You meant what you said: Supreme Court rules against tenants in holiday park dispute

Matthew Fletcher, 3rd August, 2015

The Supreme Court has ruled against tenants in a dispute over holiday park service charges in the case of Arnold v Britton and others [2015] UKSC 36.

The Supreme Court has ruled against tenants in a dispute over holiday park service charges in the case of Arnold v Britton and others [2015] UKSC 36.

In a judgment given on 10th June 2015, the Supreme Court refused to step in and rescue the owners of long-term leases at a leisure park in South Wales from the consequences of making a bad bargain.

The dispute

The dispute concerned leases mainly granted between 1977 and 1991, which had a service charge mechanism that provided for a fixed annual charge of £90 for the first year of the term, increasing each subsequent year by 10% on a compound basis.

This meant that by 2072 each tenant will be liable to pay a service charge in the eye-watering sum of over £550,000.

The tenants’ case was that such an outcome would be absurd and can’t have been what the parties had intended when they entered into their leases.

They argued that the leases should be construed so the service charges would be limited to a percentage of the actual costs incurred by the landlord, and that the clause was actually intended to operate as a cap on the total expenditure which the landlord could recover.

The decision

While it was sympathetic to the tenants’ position, the Supreme Court came down 4-1 in favour of the landlord’s interpretation.

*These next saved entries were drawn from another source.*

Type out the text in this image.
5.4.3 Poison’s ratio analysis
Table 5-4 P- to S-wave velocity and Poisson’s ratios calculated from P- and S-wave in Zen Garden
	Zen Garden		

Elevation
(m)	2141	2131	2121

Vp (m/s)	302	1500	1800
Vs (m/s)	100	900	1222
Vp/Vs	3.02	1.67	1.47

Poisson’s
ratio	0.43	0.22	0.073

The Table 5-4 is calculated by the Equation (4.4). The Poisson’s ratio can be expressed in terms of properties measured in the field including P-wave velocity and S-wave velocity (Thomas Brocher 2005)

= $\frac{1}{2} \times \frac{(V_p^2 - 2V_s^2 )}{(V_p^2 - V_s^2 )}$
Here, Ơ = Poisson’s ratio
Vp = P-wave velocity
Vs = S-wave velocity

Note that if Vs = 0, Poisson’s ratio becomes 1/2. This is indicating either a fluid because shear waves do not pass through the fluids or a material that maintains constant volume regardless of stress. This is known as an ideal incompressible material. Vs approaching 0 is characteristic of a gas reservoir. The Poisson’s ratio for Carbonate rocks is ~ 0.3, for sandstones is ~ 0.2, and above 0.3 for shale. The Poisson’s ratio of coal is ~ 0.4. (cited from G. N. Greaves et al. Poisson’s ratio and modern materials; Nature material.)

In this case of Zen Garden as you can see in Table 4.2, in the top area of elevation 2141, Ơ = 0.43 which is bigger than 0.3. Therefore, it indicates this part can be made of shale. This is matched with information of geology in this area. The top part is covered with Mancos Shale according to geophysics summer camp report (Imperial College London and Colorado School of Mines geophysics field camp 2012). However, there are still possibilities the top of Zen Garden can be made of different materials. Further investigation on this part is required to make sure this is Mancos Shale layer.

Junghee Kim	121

It held that the meaning of the service charge mechanism was clear and unambiguous.

This decision emphasises that the court will not step in to save a party from a bad bargain where the terms of the contract are clear. It is only where a clause is badly drafted or open to more than one interpretation that the court can choose the interpretation most consistent with ‘commercial common sense’.

The Supreme Court also made it clear there is no special principle of interpretation that says that service charges are to be construed restrictively i.e. in favour of the tenant.

Currently, leases that provide for a ‘fixed’ service charge are not subject to the Landlord and Tenant Act 1985, which limits the service charge payable to the costs reasonably incurred by the landlord. The Supreme Court noted that only intervention by Parliament, not the court, could change this.

But it should be noted that residential leases granted after 1st July 1995 are now subject to the Unfair Terms in Consumer Contracts Regulations 1999. A fixed service charge provision of the type considered in this case might well be vulnerable to a challenge under the Regulations.